Они выгрузили груду серых одеял. Трое мужчин развернули носилки, положили на них Фабиана и укрыли одеялами. Клифф, сцепив ладони, смотрел на всех с несчастным видом.
— Проклятая дорога обледенела… — пробормотал Аллейн. — У вас гвозди в ботинках, Джонс. И у мальчика. А у нас с Маркинсом подошвы гладкие.
— Тропа не такая уж скользкая, сэр, — ответил Маркинс.
— Вы шли по кухонной тропинке? — осведомился Томми Джонс.
— Готово? — спросил Аллейн, прежде чем Маркинс успел ответить. Они взялись за концы носилок. Фабиан открыл глаза и посмотрел на Клиффа.
— Привет, — явственно произнес он. — Явление младенцев.
— Это я, — неуверенно произнес Клифф, — вы поправитесь, мистер Лосс.
— О, Господи, — прошептал Фабиан, — неужели снова?
— Через минуту вы будете в постели, — сказал Аллейн.
— Голова…
— Я знаю. У вас трещина. Готовы?
— Я могу идти сам, — запротестовал Фабиан. — Ерунда! Я всегда раньше сам шел.
— А на этот раз поедете, черт побери, — бодро откликнулся Аллейн. — Пошли, ребята. Держитесь, где трава.
— Но по дороге легче, — возразил Томми Джонс.
— А мы все-таки попробуем по траве. Налево. Забирайте влево.
По пути он подумал с сожалением: «Если бы я был уверен в его безопасности! При таком морозе должны были остаться следы…»
На кромке было не так скользко, как на склоне, а когда дошли до главной дороги, идти стало легче. Двери на веранду не были заперты, и они внесли туда Фабиана, который лежал так спокойно, что Аллейн взглянул на него с тревогой, опасаясь, что тот потерял сознание. Но, когда зажгли лампы, стало видно, что глаза его открыты, а брови нахмурены.
— Все в порядке? — мягко спросил Аллейн. Фабиан повернул голову и пробормотал: «О да, да».
— Я пойду наверх и скажу Грейсу. Маркинс, можно поставить чайник. Остальные подождите, пожалуйста.
Взбегая наверх, он столкнулся с Урсулой, которая в ночной рубашке держала свечу над головой и вглядывалась в темноту.
— Что произошло? — спросила она.
— Небольшой несчастный случай. У вашего молодого человека трещина в черепе, но теперь все в порядке.
— У Фабиана? — глаза ее расширились. — Где он?
— Только не надо метаться. Вот умница. Он в гостиной, и мы укладываем его в постель. Положите к нему в кровать пару грелок и повторите несколько строк из учебника скорой помощи.

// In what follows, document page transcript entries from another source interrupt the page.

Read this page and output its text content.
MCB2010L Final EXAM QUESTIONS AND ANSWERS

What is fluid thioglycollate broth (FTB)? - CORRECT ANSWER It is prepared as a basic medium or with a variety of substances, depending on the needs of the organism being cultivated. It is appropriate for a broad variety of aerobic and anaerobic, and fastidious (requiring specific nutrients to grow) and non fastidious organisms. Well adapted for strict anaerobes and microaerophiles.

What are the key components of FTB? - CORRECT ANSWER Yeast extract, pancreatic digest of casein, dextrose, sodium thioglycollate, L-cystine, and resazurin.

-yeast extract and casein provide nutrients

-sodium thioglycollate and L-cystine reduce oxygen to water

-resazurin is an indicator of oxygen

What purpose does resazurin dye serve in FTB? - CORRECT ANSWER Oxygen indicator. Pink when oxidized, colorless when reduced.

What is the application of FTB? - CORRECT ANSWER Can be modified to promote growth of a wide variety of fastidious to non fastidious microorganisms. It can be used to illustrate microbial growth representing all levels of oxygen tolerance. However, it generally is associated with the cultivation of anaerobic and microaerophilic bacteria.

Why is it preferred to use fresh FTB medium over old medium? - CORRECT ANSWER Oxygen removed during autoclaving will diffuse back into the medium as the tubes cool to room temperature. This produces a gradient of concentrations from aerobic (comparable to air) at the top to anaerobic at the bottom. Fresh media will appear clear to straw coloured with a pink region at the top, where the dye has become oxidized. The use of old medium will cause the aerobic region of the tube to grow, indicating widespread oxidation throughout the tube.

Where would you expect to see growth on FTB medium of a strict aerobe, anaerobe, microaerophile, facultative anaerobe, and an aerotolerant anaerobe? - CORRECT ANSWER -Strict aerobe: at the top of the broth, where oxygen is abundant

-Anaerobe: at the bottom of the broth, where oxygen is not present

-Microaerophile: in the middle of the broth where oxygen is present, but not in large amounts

Я думаю, он поправится.
Они стояли рядом с дверью Теренции Линн, и теперь она открылась. Теренция тоже вышла со свечой, очень хрупкая и бледная в рубиновом шелковом халате.
— Фабиану плохо, — сказала Урсула и бросилась в свою комнату.
Мисс Линн оставила дверь открытой. Аллейн увидел при свете свечи, горевшей на ее ночном столике, открытую книгу или, скорее, блокнот, толстый, исписанный мелким почерком. Она проследила за его взглядом и быстро закрыла дверь. Урсула вернулась с грелкой и поспешила в комнату Фабиана. Мисс Линн при свете свечи рассматривала Аллейна.
— Вы подрались, — сказала она.
Он дотронулся до челюсти.
— Я налетел на что-то в овчарне.
— Идет кровь.
— Да, вы правы. Не могли бы вы дать мне кусочек ваты?
Она колебалась.
— Подождите здесь, — произнесла она и скользнула в дверь, прикрыв ее за собой.
Аллейн постучал и вошел. Она стояла возле ночного столика, но молниеносно переместилась к кровати и закрыла книгу.
— Я просила вас подождать, — промолвила она.
— Прошу прощения, вы не могли бы одолжить свою грелку? Отнесите ее к нему в комнату, пожалуйста. О, вот и вата. Большое спасибо.
Он взял вату и повернулся к зеркалу. Поднося вату на челюсть, он видел ее отражение. Она стояла к нему спиной, склонившись над кроватью. Когда она обернулась, покрывало было аккуратно натянуто, а книга со стола исчезла.
— Вот грелка, — сказала она, протягивая ее.
— Будьте ангелом, отнесите ее сами. Я пытаюсь справиться с этим проклятым порезом.